John G. Avildsen
I may be the only person in the world who liked this film, but it's my web page and I can feature what I like.
It helped that I read the book. Neighbors was based on a novel by Thomas Berger, a clever writer best known for his novel Little Big Man (made into a movie starring Dustin Hoffman) and the reversal of sexes novel Regiment of Women. Neighbors an odd novel. Earl Kease lives a perfectly ordinary life in the suburbs, until the new neighbors show up. Harry and Rarmona are wild, unpredictable, and possibly psychotic. Or maybe it's Earl who is psychotic. Harry and Ramona, and Earl's wife and daughter behave irrationally -- except they insist it is Earl who remembers things wrong. It's arbitrary and quite funny with the humor coming from the fact that the characters seem to change personality for no reason at all (except maybe that Earl's grip on reality isn't all that firm).
The movie was directed by John G. Avildsen, who earlier did Cry Uncle, and I suppose it was something of a coup to get Dan Ackroyd and John Belushi. The casting of Ackroyd as Captain Vic (the character of Harry, renamed from the book) was especially brilliant: he matched the character in the book perfectly. Belushi played Earl, and was quite good as the quiet, normal guy. Oddly enough, the two actors switched parts, but, despite the critics' comments that Belushi would have been better as the wild man Vic, it was very a wise decision. Belushi's just fit the image of Vic/Harry, who was a more psychotic wild man than Senator Blutarski would have been.

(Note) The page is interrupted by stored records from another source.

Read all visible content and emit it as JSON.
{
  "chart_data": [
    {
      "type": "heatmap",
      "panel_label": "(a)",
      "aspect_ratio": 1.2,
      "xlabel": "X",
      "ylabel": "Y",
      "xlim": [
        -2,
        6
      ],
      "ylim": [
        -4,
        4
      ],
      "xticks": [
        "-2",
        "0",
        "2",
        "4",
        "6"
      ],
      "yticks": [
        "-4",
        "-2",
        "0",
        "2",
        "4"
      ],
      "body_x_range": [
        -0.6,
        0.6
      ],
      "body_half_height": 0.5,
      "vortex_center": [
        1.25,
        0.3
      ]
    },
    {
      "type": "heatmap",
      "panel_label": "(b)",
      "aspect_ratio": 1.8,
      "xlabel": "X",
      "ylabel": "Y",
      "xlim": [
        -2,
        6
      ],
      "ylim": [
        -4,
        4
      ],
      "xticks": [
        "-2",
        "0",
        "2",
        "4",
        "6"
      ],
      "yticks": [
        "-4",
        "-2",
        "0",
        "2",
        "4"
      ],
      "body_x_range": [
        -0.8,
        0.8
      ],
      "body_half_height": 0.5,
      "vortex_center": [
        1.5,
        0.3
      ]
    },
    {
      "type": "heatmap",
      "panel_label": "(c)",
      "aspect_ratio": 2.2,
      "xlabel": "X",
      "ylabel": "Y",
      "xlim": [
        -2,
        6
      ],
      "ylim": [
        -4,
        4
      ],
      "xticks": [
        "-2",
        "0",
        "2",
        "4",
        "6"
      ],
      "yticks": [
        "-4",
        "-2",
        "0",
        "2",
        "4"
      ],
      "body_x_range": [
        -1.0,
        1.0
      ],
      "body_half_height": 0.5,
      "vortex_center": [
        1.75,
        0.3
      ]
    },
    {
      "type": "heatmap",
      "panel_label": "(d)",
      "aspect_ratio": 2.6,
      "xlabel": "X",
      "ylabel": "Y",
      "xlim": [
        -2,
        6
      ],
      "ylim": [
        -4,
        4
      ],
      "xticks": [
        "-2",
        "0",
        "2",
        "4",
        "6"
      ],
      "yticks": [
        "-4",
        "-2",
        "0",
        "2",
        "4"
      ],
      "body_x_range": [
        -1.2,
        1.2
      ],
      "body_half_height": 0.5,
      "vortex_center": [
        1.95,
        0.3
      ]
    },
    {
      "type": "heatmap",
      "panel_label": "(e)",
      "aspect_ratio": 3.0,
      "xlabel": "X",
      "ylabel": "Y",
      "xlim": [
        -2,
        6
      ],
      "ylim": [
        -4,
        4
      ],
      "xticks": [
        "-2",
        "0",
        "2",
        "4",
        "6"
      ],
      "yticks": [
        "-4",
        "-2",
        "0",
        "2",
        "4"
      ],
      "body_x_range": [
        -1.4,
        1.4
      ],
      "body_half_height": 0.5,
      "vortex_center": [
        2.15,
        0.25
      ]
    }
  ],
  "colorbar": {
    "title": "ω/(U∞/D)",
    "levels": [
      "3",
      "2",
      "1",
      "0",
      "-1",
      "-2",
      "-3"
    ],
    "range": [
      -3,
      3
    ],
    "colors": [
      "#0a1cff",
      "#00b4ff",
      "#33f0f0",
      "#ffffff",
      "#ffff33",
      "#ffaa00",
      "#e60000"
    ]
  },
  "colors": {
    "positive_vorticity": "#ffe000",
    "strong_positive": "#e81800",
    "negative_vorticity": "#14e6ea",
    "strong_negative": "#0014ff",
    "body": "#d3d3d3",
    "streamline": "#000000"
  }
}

The movie does appear to be disjointed, partly because of friction between Ackroyd and Belushi and Avildsen. The two SNL veterans didn't care for Avildson's comic ideas (nor those of writer Larry Gelbart, who also cowrote Movie Movie). It's also due to the fact that the movie tried to be true to the novel, where the characters did bizarre things supposedly without any logical motivation. That may be a turnoff.
Cathy Moriarty, fresh from her Oscar nomination in Raging Bull is also perfect as the sexy Ramona. The movie was John Belushi's last, alas.
If you sit back an accept the idea that the characters are not going to behave logically, though, it's a funny and entertaining film.